September 29th: 22k
Woke up to a foggy Galician morning. The uphill of 236 meters over 9.5k wasn't too bad. Thought it might be starting to rain, but it was just drips from the forest canopy.
Stopped at a tray of bags of fruit by donation. We chose pears.
Met up with Julian and Paco from yesterday. Paco was doing much better after a night of rest and arranging for backpack transfer. He remembered us from the previous day asking for the German hikers as well. Turns out Paco speaks perfect English as well as Spanish and German.
Today's walk changed to totally rural: meadows, rolling but sometimes steep hills, wind turbines, and a dairy farm. It was hot but breezy hiking through bucolic countryside.

We had booked in at an Albergue, nestled between a cow barn and a cemetery. The hospitaliera offered us a double bunk room for the price of a private double.
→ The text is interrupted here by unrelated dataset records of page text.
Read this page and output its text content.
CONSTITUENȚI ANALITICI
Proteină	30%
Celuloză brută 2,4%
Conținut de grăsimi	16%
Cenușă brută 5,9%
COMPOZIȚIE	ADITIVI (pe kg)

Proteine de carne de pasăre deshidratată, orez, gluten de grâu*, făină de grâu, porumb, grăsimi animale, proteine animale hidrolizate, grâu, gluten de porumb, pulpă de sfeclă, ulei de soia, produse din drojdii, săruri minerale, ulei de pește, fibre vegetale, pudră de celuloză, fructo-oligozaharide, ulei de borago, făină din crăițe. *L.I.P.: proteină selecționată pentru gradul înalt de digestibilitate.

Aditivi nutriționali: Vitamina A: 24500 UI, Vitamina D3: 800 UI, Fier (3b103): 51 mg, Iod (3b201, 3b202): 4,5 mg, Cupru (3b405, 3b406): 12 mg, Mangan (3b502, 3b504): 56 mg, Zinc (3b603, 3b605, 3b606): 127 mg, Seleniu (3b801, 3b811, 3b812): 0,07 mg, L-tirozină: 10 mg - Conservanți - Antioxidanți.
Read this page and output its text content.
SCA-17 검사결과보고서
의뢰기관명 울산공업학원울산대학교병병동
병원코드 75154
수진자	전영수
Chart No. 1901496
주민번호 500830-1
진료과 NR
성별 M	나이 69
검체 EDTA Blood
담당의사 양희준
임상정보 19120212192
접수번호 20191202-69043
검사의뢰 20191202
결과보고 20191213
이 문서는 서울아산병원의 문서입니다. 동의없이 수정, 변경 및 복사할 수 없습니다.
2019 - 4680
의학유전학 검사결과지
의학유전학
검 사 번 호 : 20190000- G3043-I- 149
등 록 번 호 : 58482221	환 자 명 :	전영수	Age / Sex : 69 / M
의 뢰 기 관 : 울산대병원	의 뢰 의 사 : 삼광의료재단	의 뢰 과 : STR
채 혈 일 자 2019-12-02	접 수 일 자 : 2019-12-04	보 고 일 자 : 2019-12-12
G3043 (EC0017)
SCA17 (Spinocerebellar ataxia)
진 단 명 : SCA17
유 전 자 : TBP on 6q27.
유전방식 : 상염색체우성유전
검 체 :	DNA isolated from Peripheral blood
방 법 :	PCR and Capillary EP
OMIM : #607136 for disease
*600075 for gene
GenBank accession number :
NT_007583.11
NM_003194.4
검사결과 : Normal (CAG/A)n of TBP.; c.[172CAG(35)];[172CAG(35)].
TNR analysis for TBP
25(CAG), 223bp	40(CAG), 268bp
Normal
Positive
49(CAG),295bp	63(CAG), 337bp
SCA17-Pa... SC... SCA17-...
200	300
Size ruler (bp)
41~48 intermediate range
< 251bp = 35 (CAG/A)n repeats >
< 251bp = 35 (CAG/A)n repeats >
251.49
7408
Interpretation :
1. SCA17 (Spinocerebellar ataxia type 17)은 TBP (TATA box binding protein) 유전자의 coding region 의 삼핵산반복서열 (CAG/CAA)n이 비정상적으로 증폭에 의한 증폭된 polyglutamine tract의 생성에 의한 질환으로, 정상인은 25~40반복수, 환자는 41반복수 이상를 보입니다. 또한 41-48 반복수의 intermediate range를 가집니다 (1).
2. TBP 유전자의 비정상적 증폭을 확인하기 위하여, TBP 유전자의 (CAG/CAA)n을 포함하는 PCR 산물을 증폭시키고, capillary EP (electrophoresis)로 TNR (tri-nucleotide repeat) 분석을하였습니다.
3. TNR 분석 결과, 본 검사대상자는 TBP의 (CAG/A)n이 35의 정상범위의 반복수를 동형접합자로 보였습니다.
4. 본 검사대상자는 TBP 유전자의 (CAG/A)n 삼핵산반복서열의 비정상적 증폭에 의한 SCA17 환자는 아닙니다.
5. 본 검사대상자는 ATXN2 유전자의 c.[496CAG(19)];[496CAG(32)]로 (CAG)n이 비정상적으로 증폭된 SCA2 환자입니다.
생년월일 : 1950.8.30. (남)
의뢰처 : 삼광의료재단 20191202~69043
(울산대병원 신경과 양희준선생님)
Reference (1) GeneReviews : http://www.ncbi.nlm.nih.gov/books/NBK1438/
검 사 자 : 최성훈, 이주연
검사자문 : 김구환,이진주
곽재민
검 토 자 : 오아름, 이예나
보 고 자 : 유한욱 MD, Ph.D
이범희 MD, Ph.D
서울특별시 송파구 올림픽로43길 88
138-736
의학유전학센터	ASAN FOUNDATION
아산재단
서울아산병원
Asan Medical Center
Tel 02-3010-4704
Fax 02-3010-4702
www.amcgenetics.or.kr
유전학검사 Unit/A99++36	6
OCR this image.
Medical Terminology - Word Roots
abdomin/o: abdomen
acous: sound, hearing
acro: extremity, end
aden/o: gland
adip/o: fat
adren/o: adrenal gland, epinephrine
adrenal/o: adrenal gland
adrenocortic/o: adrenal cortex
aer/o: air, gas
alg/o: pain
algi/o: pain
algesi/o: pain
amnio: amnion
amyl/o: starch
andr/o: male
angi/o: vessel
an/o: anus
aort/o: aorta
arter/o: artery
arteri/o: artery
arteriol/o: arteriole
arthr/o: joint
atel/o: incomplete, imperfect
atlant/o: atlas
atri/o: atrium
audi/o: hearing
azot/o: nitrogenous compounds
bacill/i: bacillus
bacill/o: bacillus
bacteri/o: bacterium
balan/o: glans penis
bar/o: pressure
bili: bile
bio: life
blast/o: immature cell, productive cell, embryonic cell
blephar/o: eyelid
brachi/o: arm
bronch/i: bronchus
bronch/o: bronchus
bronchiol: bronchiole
The shared bathroom ratio is a bit high, but all is clean and comfortable. They have all the bedbug precautions in place, mattresses and pillows in zipped industrially plasticized covers with disposable linens.
Had a lively dinner with an Irish mom and daughter, Bunny and Hazel, along with Paco and Julian. Those two remind us in a way of don Quixote and Sancho Ponza. The dinner orders were a bit mixed up and C ended up with two huge bowls of lentil soup for dinner instead of soup and salad. At least it was very good lentil soup.

Tomorrow we'll try for an earlier start, and after that only one more day of walking for these pilgrims. It's hard to believe that last year we did double the amount, but by the time we arrive in Muxia, it will be ten days since our only rest day on this Camino trip.